Not only does the Guardian have little to say on the wider relations exemplified by the industry Boseley so eloquently nails; it fails to see that the wars it cheers on – call me an old softy but I’m willing to put some of that down to credulity – as just or humanitarian show themselves on closer inspection to serve those very same relations of exploitation. Which observation leads naturally enough to oil … to middle east … to Syria … to George Monbiot … and thence to that second excellent feature in this week’s Guardian.

Monbiot’s piece on Tuesday – The Lake District’s world heritage site status is a betrayal of the living world – sees him at his shining best: passionate, supremely articulate, in command of the facts.

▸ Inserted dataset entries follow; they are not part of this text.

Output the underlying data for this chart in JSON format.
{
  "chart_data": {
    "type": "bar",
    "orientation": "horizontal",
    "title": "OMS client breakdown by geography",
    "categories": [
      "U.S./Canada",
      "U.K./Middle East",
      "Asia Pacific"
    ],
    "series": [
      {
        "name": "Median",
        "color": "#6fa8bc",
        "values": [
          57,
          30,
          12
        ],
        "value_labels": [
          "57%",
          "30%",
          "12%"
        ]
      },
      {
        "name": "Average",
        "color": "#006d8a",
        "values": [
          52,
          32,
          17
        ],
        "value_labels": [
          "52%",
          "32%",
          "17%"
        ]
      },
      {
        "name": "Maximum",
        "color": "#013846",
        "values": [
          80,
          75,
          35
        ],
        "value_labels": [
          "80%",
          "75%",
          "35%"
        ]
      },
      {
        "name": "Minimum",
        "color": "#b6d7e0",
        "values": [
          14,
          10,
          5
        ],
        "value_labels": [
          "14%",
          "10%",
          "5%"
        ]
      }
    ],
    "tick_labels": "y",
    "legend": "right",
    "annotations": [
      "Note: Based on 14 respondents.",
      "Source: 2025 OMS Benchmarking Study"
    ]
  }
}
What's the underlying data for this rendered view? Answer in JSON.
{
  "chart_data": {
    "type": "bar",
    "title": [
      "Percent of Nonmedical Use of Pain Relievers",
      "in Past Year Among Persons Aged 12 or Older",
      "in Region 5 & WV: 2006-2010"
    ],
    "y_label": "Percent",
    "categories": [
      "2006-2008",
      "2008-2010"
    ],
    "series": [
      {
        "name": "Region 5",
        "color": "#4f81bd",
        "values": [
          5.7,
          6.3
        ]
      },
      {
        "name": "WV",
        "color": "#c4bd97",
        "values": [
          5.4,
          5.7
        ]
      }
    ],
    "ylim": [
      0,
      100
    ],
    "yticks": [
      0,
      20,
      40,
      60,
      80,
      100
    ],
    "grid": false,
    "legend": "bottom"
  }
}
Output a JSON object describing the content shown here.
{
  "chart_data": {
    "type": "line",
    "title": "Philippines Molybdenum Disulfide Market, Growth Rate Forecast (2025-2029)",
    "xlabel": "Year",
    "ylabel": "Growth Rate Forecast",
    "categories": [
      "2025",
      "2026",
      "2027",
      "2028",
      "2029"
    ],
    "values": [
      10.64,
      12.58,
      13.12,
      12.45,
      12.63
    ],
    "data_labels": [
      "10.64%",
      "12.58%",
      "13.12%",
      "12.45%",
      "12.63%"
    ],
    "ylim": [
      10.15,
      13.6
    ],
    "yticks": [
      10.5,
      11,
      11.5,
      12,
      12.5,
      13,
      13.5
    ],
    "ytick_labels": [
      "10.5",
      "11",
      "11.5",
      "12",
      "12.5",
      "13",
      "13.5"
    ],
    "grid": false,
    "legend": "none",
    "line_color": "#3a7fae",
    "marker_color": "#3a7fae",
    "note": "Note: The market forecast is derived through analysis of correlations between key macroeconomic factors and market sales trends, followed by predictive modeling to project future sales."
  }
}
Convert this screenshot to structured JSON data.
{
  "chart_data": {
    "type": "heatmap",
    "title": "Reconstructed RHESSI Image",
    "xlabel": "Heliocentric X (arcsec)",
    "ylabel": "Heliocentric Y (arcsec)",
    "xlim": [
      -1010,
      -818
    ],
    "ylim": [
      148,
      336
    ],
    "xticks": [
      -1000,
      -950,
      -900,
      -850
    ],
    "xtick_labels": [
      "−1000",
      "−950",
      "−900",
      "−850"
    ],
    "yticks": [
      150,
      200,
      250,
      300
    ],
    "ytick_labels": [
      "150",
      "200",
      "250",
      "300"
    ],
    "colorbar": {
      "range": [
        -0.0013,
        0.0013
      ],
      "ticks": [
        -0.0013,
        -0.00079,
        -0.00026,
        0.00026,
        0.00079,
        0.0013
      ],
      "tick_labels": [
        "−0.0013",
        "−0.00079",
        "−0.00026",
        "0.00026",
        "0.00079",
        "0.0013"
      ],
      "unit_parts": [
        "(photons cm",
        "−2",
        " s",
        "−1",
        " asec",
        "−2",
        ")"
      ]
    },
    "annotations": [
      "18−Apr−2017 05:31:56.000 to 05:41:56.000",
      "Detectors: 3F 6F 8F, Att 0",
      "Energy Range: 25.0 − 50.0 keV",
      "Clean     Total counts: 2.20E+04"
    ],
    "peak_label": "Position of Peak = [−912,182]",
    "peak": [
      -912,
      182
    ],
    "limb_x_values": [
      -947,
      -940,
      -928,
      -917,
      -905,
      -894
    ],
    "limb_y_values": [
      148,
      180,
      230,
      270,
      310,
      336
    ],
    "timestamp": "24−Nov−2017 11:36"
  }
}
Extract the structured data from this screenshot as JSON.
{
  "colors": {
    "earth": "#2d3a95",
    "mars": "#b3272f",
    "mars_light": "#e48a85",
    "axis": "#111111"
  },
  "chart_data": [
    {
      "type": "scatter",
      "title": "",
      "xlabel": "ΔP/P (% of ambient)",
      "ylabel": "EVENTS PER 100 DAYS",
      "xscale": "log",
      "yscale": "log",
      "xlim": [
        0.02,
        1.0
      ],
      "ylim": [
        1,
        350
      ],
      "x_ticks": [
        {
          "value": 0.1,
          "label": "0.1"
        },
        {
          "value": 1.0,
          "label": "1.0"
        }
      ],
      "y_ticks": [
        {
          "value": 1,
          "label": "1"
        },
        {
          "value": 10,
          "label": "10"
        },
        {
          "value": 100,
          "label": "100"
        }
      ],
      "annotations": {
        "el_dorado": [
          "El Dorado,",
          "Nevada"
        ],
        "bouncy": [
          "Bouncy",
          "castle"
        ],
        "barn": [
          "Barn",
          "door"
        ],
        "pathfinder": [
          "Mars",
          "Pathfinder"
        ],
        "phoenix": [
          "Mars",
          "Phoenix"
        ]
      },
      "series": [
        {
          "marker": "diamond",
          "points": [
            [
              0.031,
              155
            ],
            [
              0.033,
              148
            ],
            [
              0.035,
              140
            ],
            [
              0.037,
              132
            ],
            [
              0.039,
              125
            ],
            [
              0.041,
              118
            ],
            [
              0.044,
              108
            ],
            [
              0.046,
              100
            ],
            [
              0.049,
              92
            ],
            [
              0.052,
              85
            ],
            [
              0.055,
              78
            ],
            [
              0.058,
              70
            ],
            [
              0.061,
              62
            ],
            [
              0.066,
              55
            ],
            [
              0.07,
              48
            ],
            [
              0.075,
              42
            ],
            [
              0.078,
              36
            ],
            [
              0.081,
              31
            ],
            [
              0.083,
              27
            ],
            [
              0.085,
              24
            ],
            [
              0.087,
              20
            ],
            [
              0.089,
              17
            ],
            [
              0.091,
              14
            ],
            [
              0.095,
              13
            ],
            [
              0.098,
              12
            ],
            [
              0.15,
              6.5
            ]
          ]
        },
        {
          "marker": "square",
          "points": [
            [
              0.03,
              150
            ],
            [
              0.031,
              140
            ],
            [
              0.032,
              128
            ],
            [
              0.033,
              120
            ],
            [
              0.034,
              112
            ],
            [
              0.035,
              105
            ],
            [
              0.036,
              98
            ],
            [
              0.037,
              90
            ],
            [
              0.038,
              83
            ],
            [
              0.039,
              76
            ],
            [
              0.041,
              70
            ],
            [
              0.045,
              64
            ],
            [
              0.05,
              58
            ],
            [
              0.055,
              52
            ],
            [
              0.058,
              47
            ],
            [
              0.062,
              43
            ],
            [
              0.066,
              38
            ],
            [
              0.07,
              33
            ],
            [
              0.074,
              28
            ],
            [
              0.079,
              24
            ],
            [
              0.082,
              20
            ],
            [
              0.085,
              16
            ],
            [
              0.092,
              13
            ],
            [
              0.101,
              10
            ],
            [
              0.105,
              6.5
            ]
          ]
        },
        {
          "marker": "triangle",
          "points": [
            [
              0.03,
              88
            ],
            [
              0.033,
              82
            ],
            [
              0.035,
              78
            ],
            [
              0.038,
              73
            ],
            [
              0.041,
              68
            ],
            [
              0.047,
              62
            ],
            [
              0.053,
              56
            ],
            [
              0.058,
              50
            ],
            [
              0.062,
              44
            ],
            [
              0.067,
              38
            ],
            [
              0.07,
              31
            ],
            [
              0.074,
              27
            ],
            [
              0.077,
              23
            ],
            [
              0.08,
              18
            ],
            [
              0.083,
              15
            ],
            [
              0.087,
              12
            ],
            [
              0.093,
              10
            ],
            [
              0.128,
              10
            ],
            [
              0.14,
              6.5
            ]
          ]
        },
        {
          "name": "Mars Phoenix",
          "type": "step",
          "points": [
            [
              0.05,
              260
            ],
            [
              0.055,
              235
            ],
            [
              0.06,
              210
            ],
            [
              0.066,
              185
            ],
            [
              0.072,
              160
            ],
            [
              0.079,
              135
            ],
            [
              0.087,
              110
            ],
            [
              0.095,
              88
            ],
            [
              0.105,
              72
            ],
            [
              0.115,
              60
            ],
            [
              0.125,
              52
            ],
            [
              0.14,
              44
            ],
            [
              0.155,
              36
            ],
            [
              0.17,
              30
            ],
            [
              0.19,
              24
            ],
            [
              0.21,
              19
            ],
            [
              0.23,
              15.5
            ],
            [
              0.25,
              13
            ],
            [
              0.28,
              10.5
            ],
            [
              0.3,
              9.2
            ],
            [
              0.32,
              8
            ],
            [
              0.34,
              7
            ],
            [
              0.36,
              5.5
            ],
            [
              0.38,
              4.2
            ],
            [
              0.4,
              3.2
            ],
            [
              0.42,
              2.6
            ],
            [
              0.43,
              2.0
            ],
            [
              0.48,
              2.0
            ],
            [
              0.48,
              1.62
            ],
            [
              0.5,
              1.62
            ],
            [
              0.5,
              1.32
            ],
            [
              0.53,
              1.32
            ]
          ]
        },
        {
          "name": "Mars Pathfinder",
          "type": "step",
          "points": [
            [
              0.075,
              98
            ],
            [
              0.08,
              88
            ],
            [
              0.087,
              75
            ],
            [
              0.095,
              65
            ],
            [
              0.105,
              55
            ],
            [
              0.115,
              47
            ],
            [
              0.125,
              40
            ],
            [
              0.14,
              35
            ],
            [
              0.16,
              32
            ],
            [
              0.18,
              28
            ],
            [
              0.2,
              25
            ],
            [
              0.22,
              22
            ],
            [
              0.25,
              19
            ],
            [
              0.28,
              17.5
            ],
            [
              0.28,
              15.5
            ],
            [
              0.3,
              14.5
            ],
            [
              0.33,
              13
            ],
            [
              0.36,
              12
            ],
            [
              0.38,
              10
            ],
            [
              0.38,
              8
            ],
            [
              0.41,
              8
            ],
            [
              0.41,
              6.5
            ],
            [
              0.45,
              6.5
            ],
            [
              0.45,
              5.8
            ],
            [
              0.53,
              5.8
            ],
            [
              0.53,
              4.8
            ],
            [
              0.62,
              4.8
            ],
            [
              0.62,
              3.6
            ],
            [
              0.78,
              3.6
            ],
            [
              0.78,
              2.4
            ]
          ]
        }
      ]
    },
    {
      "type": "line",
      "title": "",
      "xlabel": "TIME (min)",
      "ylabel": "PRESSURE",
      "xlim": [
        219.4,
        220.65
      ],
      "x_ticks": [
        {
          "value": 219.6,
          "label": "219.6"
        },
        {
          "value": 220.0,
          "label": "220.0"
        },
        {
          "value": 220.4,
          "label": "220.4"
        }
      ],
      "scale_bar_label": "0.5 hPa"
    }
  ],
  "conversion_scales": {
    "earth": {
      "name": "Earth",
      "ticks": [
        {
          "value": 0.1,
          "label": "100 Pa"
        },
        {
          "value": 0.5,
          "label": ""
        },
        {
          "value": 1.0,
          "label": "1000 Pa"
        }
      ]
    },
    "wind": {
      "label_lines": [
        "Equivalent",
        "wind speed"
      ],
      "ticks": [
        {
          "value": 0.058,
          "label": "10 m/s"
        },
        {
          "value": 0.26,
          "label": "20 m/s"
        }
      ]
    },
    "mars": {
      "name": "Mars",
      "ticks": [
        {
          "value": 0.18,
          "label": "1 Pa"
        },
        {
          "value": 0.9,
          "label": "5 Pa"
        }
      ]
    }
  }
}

I’ve watched this writer’s progression from liberal environmentalist through to the realisation, albeit partial and implicit, that our biggest existential threat is posed by a system for organising wealth creation which guarantees that the environment and all else must come a poor second to the imperatives of profit accumulation.

That realisation has led him to widen his focus to other aspects of capitalism and/or its state machinery. (See his video blog, also this week, on the Grenfell killings.) That an insufficiently critical grasp of ‘univeralism‘ has led Monbiot to de facto defence of imperialist war on Syria, and stubborn vanity to unseemly conduct in debating the same, are no small matters but do not detract from what he does get right.

So George – why not stick to what you do best, mate?

Acknowledgement: on the relationship between immigration controls, high unemployment and super-profits I’m indebted to John Smith’s difficult but invaluable work, Imperialism in the Twenty-first Century. Likewise for the sharing of those super-profits by the different capitals and, through taxes and tariffs, the state.